Auch in Marokko besteht jedoch ein Risiko terroristischer Anschläge mit islamistischem Hintergrund, die insbesondere auf ausländische Staatsangehörige abzielen können (AA 5.7.2017, vgl. BMEIA 5.7.2017). Es kann nicht ausgeschlossen werden, dass sich die instabile Sicherheitslage in den Regionen Nordafrika, Sahel und Nah-/Mittelost auf Marokko auswirkt. Es muss mit Anschlägen durch Kämpfer aus diesen Regionen gerechnet werden sowie mit Aktionen von Personen oder Gruppierungen, die innerhalb Marokkos agieren und sich von der Propaganda terroristischer Gruppierungen beeinflussen lassen. So ereignete sich zuletzt im April 2011 in Marrakesch eine Bombenexplosion mit terroristischem Hintergrund, die 17 Todesopfer und mehrere Verletzte – zumeist Touristen – forderte (AA 5.7.2017).

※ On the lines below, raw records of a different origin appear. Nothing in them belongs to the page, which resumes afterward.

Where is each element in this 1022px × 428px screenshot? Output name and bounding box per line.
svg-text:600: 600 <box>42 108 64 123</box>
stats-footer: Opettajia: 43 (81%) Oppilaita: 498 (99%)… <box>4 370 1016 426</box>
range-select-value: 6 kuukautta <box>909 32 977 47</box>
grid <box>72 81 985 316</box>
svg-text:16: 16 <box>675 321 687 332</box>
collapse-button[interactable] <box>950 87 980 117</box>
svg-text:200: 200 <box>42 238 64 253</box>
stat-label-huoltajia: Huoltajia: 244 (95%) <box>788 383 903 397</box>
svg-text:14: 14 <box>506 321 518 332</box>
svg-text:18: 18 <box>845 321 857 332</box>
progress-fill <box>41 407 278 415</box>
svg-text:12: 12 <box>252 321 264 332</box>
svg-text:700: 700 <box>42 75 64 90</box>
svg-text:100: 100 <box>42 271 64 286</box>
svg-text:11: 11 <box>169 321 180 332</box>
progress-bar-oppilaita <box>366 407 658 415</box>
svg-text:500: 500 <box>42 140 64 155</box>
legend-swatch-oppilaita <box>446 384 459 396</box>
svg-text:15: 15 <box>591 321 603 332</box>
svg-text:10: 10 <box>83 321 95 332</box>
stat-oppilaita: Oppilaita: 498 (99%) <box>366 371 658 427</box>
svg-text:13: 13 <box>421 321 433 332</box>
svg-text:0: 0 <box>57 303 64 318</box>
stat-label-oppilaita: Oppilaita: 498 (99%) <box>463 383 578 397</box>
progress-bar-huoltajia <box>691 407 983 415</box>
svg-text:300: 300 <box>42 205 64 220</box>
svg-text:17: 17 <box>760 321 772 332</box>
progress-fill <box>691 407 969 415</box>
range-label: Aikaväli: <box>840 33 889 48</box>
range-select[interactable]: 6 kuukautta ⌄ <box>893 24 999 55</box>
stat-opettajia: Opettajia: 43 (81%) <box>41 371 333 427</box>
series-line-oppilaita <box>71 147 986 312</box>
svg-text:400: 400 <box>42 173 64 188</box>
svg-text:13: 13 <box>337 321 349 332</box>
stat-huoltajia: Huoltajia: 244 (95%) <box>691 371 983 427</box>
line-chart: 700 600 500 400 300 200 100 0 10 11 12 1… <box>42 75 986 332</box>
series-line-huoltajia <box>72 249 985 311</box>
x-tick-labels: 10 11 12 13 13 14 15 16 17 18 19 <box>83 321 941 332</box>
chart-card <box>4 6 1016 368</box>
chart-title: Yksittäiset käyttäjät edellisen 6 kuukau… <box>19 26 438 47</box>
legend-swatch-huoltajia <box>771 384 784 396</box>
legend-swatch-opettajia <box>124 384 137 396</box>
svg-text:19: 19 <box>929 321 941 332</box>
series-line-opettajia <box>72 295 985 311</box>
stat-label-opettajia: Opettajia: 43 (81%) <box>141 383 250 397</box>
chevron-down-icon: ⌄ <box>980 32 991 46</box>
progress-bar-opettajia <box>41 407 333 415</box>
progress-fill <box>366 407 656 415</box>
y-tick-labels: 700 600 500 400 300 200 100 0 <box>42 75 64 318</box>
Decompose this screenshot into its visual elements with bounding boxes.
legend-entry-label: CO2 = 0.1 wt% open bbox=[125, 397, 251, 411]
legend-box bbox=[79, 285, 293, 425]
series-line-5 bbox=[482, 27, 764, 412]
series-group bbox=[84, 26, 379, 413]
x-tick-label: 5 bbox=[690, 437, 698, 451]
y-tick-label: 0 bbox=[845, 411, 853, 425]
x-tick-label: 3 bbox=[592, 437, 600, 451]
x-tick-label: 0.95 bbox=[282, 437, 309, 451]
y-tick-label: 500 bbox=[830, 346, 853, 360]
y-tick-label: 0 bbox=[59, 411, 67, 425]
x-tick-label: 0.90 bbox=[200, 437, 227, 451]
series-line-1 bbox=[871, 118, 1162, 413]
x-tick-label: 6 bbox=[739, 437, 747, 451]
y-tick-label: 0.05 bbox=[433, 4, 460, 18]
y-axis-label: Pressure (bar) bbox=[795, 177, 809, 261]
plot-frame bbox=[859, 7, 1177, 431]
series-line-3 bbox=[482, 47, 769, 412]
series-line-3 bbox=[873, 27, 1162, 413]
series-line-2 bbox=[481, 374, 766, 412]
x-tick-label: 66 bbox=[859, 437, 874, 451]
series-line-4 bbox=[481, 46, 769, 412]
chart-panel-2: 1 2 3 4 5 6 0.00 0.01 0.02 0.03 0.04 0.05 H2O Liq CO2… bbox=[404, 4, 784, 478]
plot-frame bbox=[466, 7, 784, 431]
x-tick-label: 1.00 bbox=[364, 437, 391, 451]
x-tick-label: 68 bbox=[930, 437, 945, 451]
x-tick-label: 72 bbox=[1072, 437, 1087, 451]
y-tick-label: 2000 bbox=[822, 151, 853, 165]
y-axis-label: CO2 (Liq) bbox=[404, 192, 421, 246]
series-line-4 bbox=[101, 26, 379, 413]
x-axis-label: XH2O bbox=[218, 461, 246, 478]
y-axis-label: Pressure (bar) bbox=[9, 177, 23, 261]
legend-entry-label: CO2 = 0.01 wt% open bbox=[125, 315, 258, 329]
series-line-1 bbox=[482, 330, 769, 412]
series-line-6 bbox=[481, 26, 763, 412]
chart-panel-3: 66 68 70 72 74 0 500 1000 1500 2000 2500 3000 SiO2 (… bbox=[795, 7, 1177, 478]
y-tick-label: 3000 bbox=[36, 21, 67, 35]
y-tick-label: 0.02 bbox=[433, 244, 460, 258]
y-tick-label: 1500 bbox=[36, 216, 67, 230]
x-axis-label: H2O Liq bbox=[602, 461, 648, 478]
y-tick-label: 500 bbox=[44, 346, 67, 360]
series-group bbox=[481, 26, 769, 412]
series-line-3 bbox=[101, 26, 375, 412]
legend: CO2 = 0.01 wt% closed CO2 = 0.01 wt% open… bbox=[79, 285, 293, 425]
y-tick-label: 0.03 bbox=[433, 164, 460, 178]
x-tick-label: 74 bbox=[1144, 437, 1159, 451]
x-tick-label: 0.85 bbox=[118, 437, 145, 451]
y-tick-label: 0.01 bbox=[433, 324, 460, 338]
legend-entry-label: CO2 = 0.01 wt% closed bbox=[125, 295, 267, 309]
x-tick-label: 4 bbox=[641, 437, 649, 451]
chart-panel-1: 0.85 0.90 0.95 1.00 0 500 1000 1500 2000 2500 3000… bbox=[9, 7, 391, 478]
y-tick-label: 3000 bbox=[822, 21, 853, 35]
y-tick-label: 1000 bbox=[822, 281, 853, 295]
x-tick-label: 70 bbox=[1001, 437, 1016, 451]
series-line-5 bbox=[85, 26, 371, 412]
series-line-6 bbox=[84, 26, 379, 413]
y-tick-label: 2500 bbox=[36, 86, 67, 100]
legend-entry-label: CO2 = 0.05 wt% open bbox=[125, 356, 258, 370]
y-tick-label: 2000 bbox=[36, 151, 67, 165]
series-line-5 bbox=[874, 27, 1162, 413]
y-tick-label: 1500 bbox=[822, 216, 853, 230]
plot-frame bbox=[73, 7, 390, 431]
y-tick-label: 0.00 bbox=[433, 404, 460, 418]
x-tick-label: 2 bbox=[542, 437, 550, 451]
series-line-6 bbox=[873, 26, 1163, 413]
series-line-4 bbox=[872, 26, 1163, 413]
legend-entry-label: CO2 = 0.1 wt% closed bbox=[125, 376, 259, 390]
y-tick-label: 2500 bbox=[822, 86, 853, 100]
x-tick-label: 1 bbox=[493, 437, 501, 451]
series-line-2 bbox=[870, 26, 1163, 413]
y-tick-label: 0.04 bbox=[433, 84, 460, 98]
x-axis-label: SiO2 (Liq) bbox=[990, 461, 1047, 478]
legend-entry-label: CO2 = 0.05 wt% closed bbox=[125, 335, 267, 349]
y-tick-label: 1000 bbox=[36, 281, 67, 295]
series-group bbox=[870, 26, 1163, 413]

Marokko steht im Kampf gegen den Terrorismus im Lager des Westens. Die marokkanischen Dienste gelten als gut unterrichtet und operationell fähig; die laufende Aushebung von Terrorzellen spricht für deren Effizienz. AQIM und andere islamisch-fundamentalistische Gruppierungen, Salafisten und IS-Kämpfer werden als Staatsfeinde Nummer eins betrachtet. Besondere Sorge gilt seit Ausbruch der Mali-Krise einer vermuteten Verbindung der Polisario mit fundamentalistischen Elementen aus dem Sahel (AQIM, Ansareddine, Mujao) sowie aus Syrien und dem Irak. Die marokkanischen Behörden befürchten einen Rückfluss von Kämpfern nach Marokko aus Syrien und dem Irak und das Entstehen von grenzüberschreitenden Terrornetzwerken. Die – auch im öffentlichen Raum kaum kaschierten - Überwachungsmaßnahmen erstrecken sich auch auf die Überwachung des Internets und elektronischer Kommunikation (ÖB 9.2015).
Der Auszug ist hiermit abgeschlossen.